Sedangkan Jalur Sesar Paternoster juga cenderung berarah barat laut-tenggara dengan pergerakan mengiri. Memotong dari bagian selatan Sulawesi dan menerus di sepanjang jalur Paser-Long Ikis hingga diperkirakan sampai Kalimantan Barat.

Indikasi kedua jalur sesar tersebut di Kalimantan dapat terlihat dari peta bathymetry Selat Makassar, fisiografi Kalimantan, munculnya beberapa sumber mata air panas yang berjajar di sepanjang jalur kedua sesar tersebut, dan berbagai ciri jalur sesar lainnya.

KEUNIKAN GEMPA PALU

Gempa bumi Palu terjadi pada Jalur Sesar Palu-Koro yang selama ini diasumsikan adalah sesar geser (strike slip fault) dengan arah pergerakan mendatar (horizontal). Kerusakan yang ditimbulkan oleh suatu sesar geser biasanya disebabkan getaran gempa yang menimbulkan goncangan, pergeseran (displacement), hingga gerakan tanah.

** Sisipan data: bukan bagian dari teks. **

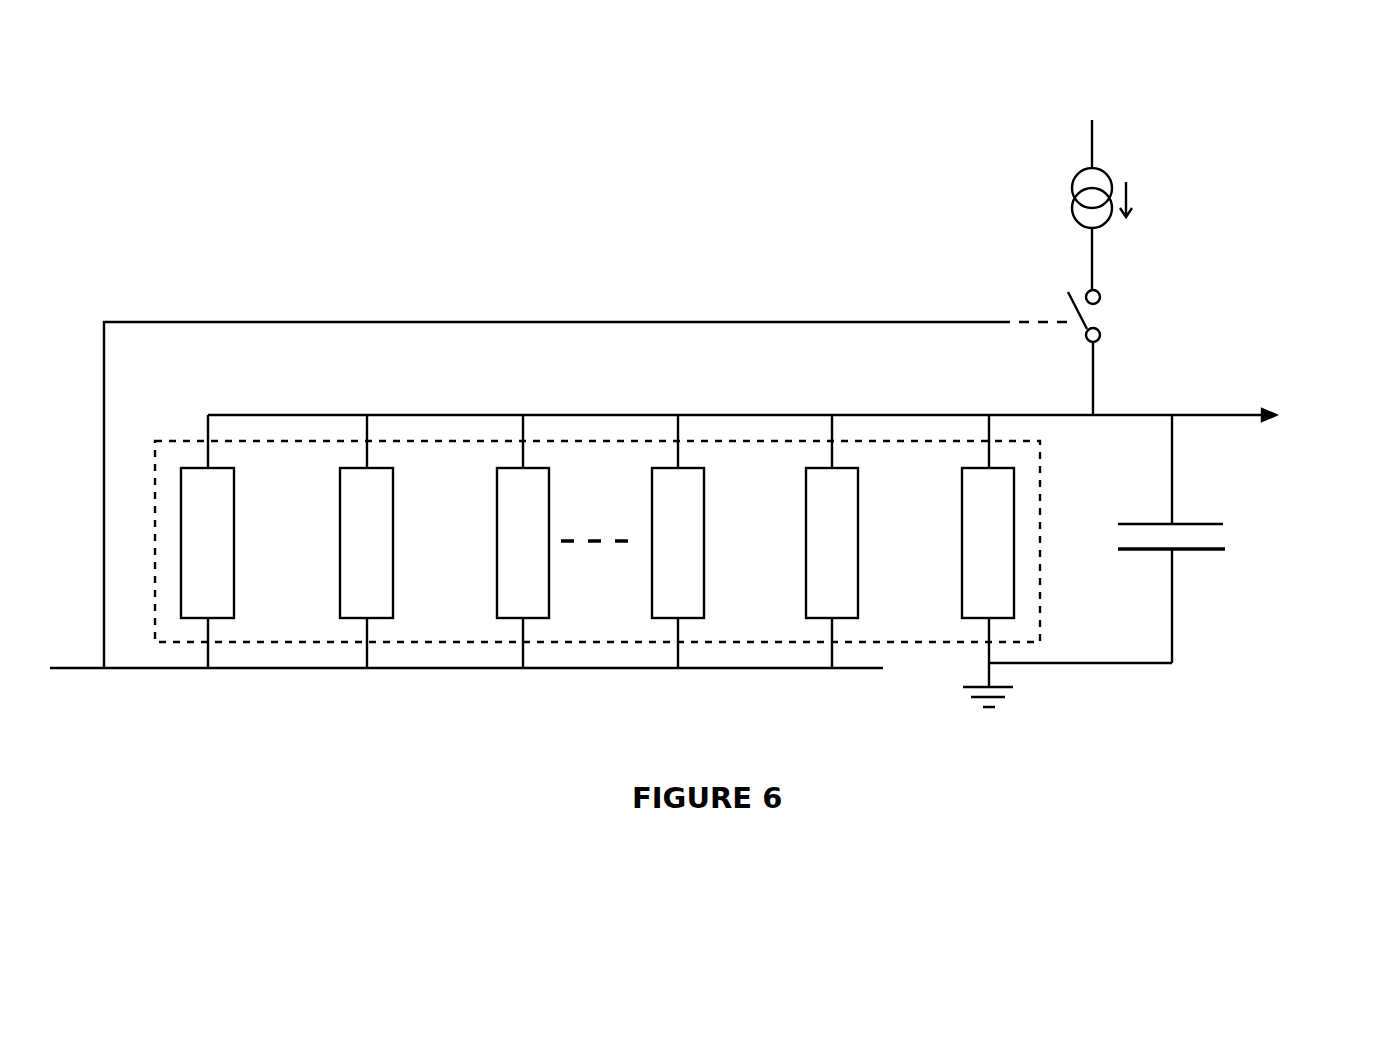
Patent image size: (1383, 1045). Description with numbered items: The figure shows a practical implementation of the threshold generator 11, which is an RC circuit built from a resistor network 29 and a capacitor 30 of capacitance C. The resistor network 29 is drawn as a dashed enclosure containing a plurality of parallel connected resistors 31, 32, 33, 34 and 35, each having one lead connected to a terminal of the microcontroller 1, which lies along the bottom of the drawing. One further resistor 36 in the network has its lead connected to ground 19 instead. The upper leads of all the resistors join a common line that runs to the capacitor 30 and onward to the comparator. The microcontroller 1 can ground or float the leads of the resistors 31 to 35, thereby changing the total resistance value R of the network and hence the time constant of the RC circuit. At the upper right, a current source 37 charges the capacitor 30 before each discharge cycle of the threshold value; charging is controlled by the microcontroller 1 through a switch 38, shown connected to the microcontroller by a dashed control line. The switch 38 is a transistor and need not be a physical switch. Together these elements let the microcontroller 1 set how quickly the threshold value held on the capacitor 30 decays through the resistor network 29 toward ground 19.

The microcontroller 1 is at (286, 672).
The threshold generator 11 is at (323, 264).
The ground 19 is at (1012, 698).
The resistor network 29 is at (742, 441).
The capacitor 30 is at (1193, 540).
The resistor 31 is at (222, 499).
The resistor 32 is at (381, 490).
The resistor 33 is at (537, 495).
The resistor 34 is at (688, 493).
The resistor 35 is at (845, 492).
The resistor 36 is at (1002, 489).
The current source 37 is at (1143, 203).
The switch 38 is at (1100, 316).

Hal ini menimbulkan asumsi berikutnya bahwa Sesar Palu-Koro relatif aman terhadap potensi tsunami. Sebab, tsunami biasanya berasosiasi dengan sesar turun (normal fault) atau sesar naik (reverse fault) yang arah pergerakannya vertikal.

Gempa bumi Palu yang diikuti bencana tsunami menunjukkan bahwa kedua asumsi tersebut keliru. Di samping itu, dokumentasi lapangan menunjukkan bahwa pada beberapa zona, badan jalan terangkat hingga lebih dari 10 meter yang juga menunjukkan bahwa di samping pergerakan mendatar, gempa Palu juga dipicu oleh sesar yang memiliki pergerakan vertikal.

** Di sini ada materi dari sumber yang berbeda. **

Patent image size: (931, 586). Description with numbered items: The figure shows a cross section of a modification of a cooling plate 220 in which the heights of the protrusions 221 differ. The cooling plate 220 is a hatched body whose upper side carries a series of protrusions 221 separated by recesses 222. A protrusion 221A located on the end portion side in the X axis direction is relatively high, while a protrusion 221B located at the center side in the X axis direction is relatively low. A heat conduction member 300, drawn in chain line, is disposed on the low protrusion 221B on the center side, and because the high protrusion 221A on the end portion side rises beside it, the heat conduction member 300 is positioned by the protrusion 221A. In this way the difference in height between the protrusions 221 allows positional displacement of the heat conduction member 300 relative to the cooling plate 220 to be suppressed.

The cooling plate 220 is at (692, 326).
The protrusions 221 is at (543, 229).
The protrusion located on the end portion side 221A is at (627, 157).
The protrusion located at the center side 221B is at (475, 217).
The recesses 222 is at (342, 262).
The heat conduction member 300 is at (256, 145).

Dengan demikian, Sesar Palu-Koro sebenarnya adalah sesar miring (oblique slip fault) yang memiliki arah pergerakan mendatar dan vertikal. Sesar-sesar di Kalimantan bagian utara yang merupakan kemenerusan dari Jalur Sesar Palu-Koro, seperti Sesar Sangkulirang, Sesar Mangkalihat, Sesar Maratua, dan Sesar Sempurna akan memiliki pola pergerakan yang sama. Sehingga jika terjadi gempa pada jalur tersebut, di samping potensi kerusakan akibat goncangan, pergeseran (displacement), dan gerakan tanah, juga terdapat potensi tsunami.

Fenomena lain yang mengemuka dari gempa bumi Palu adalah terjadinya likuifaksi (liquefaction) dalam skala besar. Likuifaksi sebenarnya bukanlah fenomena yang asing di Indonesia.

Bencana lumpur Lapindo di Jawa Timur memiliki kemiripan dengan fenomena ini. Batuan yang tidak terbentuk dengan sempurna membentuk batuan lunak (soft rock) terpendam di bawah lapisan batuan keras (hard rock). Bedanya adalah pada kedalaman, di mana batuan lunak pada lumpur Lapindo terletak pada kedalaman yang besar. Sehingga membentuk lumpur bertekanan tinggi.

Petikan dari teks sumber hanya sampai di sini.